People keep believing that if they just get a parser, they've got it made
when building language tools. Thats just wrong. Parsers get you to the foothills
of the Himalayas then you need start climbing seriously.
If you want industrial-strength support for building language translators, see our
DMS Software Reengineering Toolkit. DMS provides
- Unicode-based lexers
- full context-free parsers (left recursion? No problem! Arbitrary lookahead? No problem. Ambiguous grammars? No problem)
- full front ends for C, C#, COBOL, Java, C++, JavaScript, ...
(including full preprocessors for C and C++)
- automatic construction of ASTs
- support for building symbol tables with arbitrary scoping rules
- attribute grammar evaluation, to build analyzers that leverage the tree structure
- support for control and data flow analysis (as well realization of this for full C, Java and COBOL),
- source-to-source transformations using the syntax of the source AND the target language
- AST to source code prettyprinting, to reproduce target language text
Regarding the OP's request to handle macros: our C, COBOL and C++ front ends handle their respective language preprocessing by a) the traditional method of full expansion or b) non-expansion (where practical) to enable post-parsing transformation of the macros themselves.

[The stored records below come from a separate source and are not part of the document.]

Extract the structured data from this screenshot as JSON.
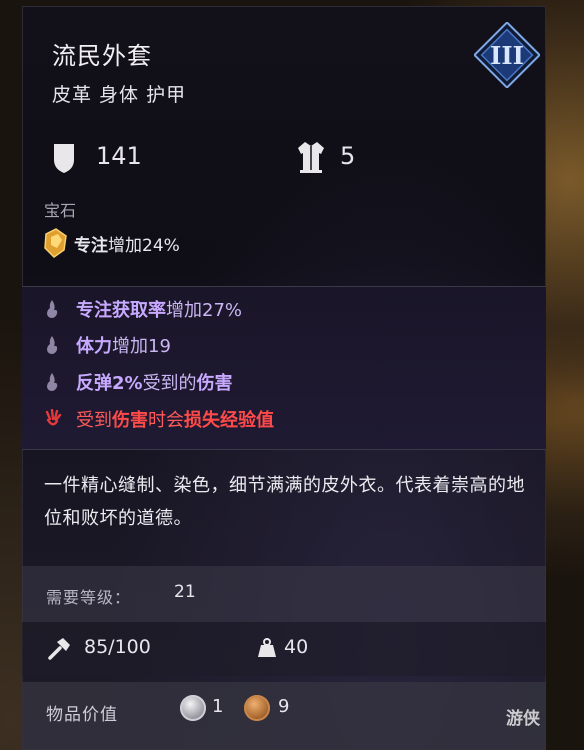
{
  "item": {
    "name": "流民外套",
    "type_line": "皮革 身体 护甲",
    "tier": "III",
    "armor": "141",
    "weight_class": "5"
  },
  "gem": {
    "label": "宝石",
    "stat_name": "专注",
    "stat_text": "增加24%"
  },
  "perks": [
    {
      "icon": "purple-flame-icon",
      "bold": "专注获取率",
      "text": "增加27%"
    },
    {
      "icon": "purple-flame-icon",
      "bold": "体力",
      "text": "增加19"
    },
    {
      "icon": "purple-flame-icon",
      "bold": "反弹2%",
      "text": "受到的",
      "bold2": "伤害"
    },
    {
      "icon": "red-claw-icon",
      "text_a": "受到",
      "bold_a": "伤害",
      "text_b": "时会",
      "bold_b": "损失经验值"
    }
  ],
  "description": "一件精心缝制、染色，细节满满的皮外衣。代表着崇高的地位和败坏的道德。",
  "requirement": {
    "label": "需要等级：",
    "value": "21"
  },
  "utility": {
    "durability": "85/100",
    "weight": "40"
  },
  "value": {
    "label": "物品价值",
    "silver": "1",
    "copper": "9"
  },
  "watermark": "游侠"
}
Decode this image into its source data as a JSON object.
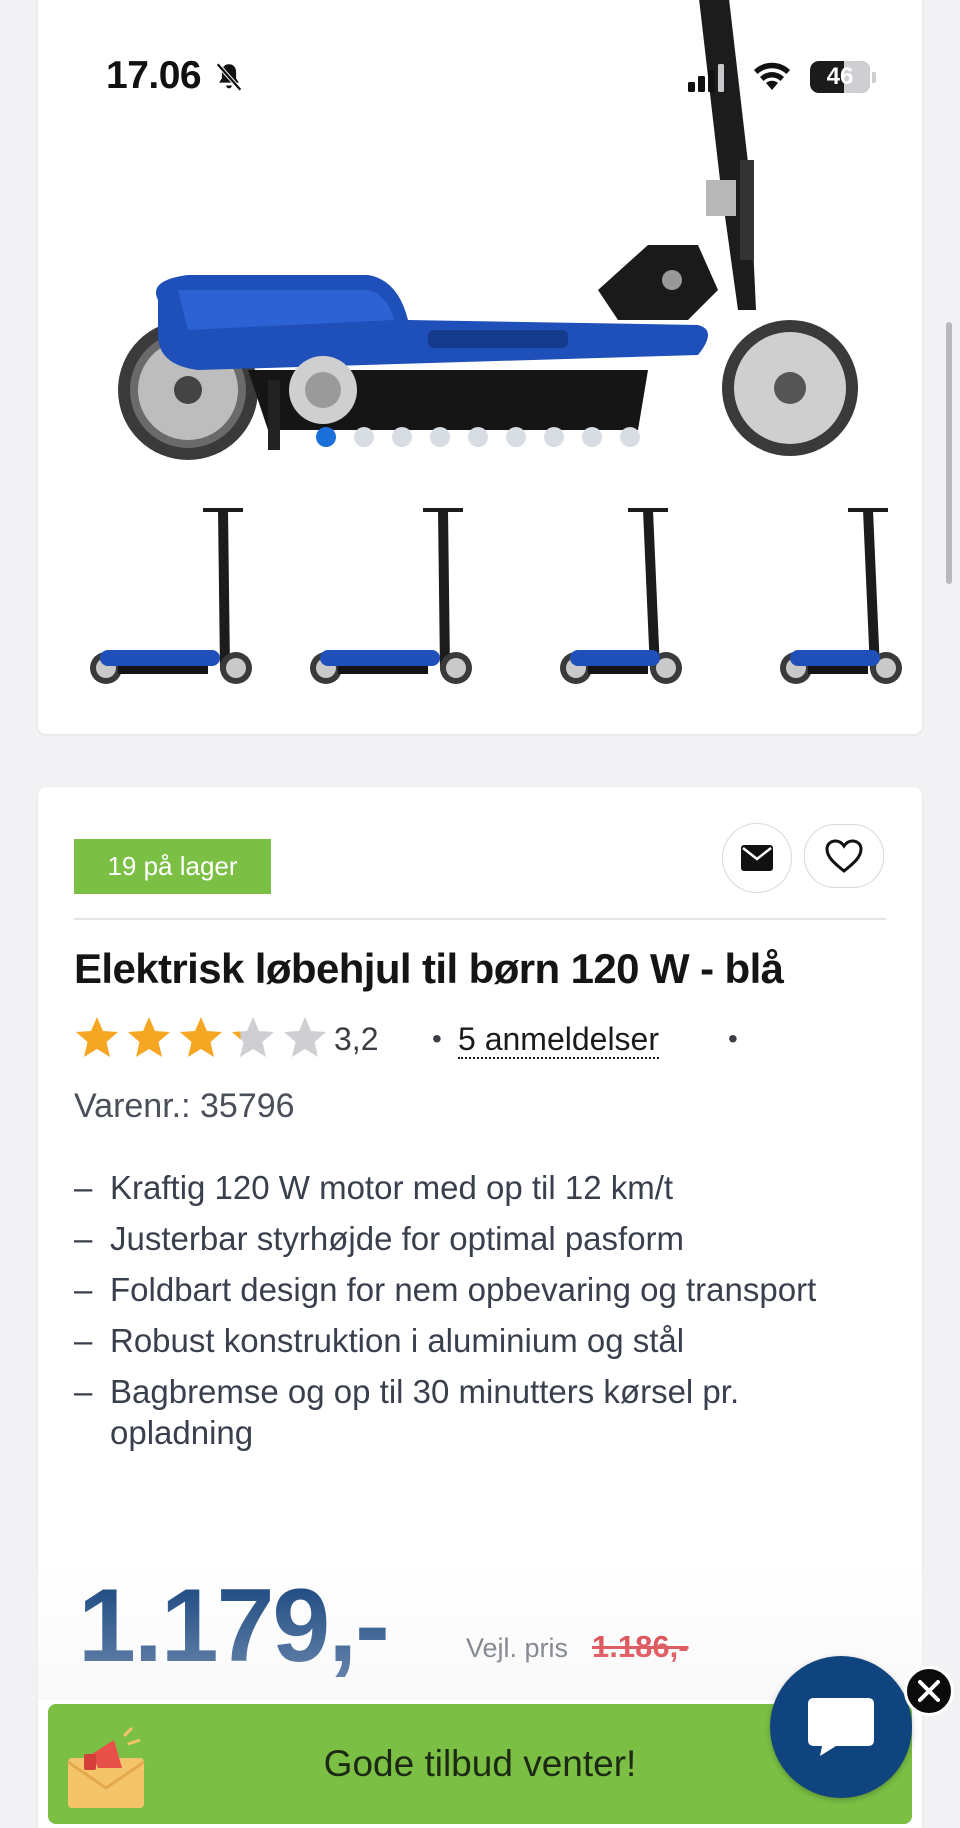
{
  "status_bar": {
    "time": "17.06",
    "battery": "46",
    "icons": [
      "bell-slash-icon",
      "signal-icon",
      "wifi-icon",
      "battery-icon"
    ]
  },
  "gallery": {
    "dot_count": 9,
    "active_dot": 0,
    "thumbnail_count": 4,
    "accent_color": "#1a6fd8"
  },
  "product": {
    "stock_badge": "19 på lager",
    "title": "Elektrisk løbehjul til børn 120 W - blå",
    "rating": {
      "stars_filled": 3.2,
      "stars_total": 5,
      "value": "3,2",
      "separator": "•",
      "reviews": "5 anmeldelser"
    },
    "sku_label": "Varenr.: ",
    "sku_value": "35796",
    "features": [
      "Kraftig 120 W motor med op til 12 km/t",
      "Justerbar styrhøjde for optimal pasform",
      "Foldbart design for nem opbevaring og transport",
      "Robust konstruktion i aluminium og stål",
      "Bagbremse og op til 30 minutters kørsel pr. opladning"
    ],
    "feature_bullet": "–",
    "price": "1.179,-",
    "rrp_label": "Vejl. pris",
    "rrp_value": "1.186,-"
  },
  "promo": {
    "text": "Gode tilbud venter!"
  },
  "colors": {
    "stock_green": "#7bbf44",
    "price_blue": "#0e3e7a",
    "rrp_red": "#d8232a",
    "star_gold": "#f5a623",
    "star_grey": "#cfcfd3",
    "chat_blue": "#0f447e"
  }
}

While DMS as a foundation doesn't specifically implement macro processing, it can support the construction and transformation of same.

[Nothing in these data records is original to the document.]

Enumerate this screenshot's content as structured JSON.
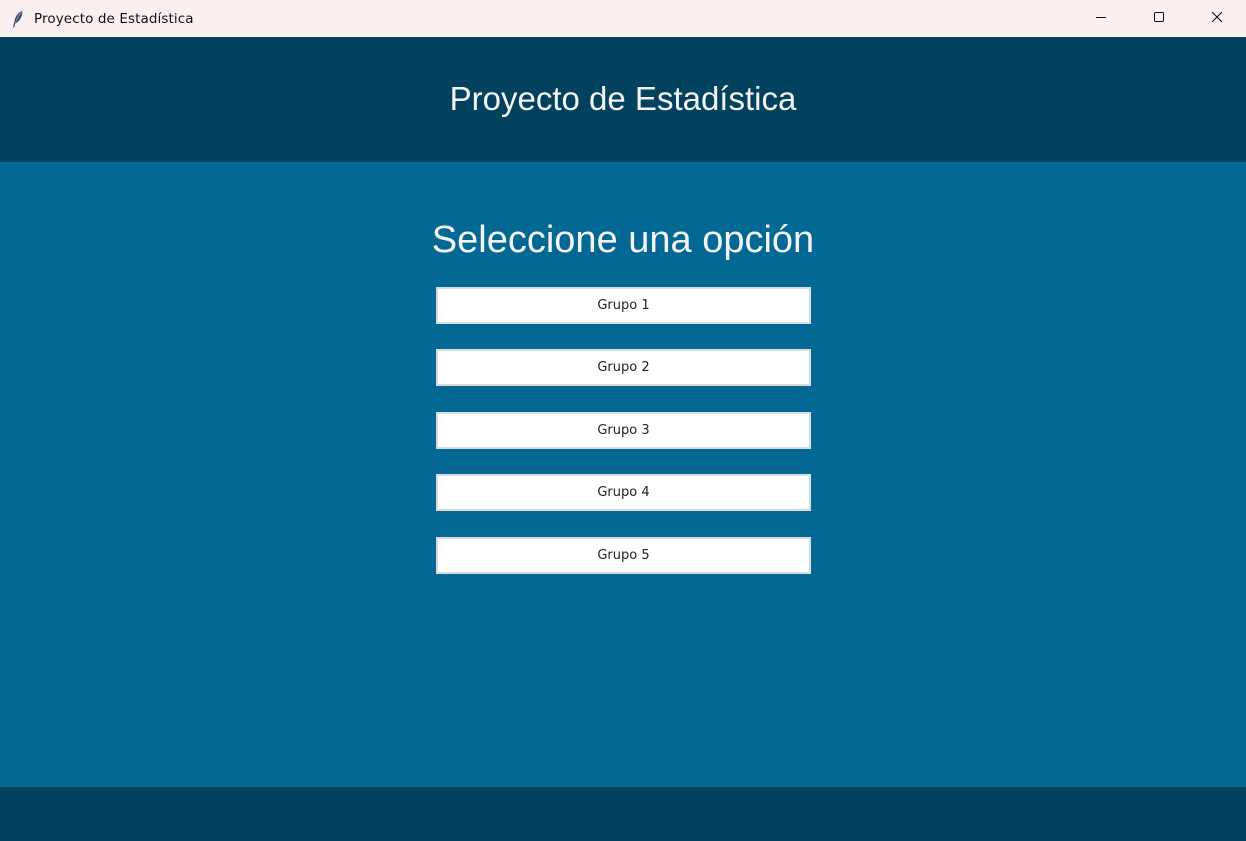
{
  "window": {
    "title": "Proyecto de Estadística",
    "icon": "feather-icon",
    "controls": [
      "minimize-icon",
      "maximize-icon",
      "close-icon"
    ]
  },
  "header": {
    "title": "Proyecto de Estadística"
  },
  "main": {
    "prompt": "Seleccione una opción",
    "buttons": [
      {
        "label": "Grupo 1"
      },
      {
        "label": "Grupo 2"
      },
      {
        "label": "Grupo 3"
      },
      {
        "label": "Grupo 4"
      },
      {
        "label": "Grupo 5"
      }
    ]
  },
  "colors": {
    "titlebar": "#faf0ef",
    "header": "#02425e",
    "main": "#036994",
    "footer": "#02425e",
    "button": "#ffffff"
  }
}
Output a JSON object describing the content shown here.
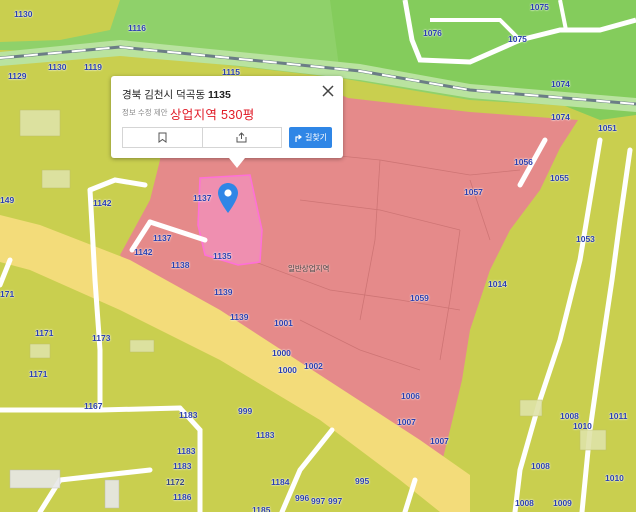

As an example of a translator built with DMS, see the discussion of
converting
JOVIAL to C for the B-2 bomber. This is 100% translation for > 1 MSLOC of hard
real time code. [It may amuse you to know that we were never allowed to see the actual program being translated (top secret).]. And yes, JOVIAL has a preprocessor, and yes we translated most JOVIAL macros into equivalent C versions.
[Haskell is a cool programming langauge but it doesn't do anything like this.
This isn't about language expressibility. Its about figuring out what to build, and
spending 100 man-years building it.]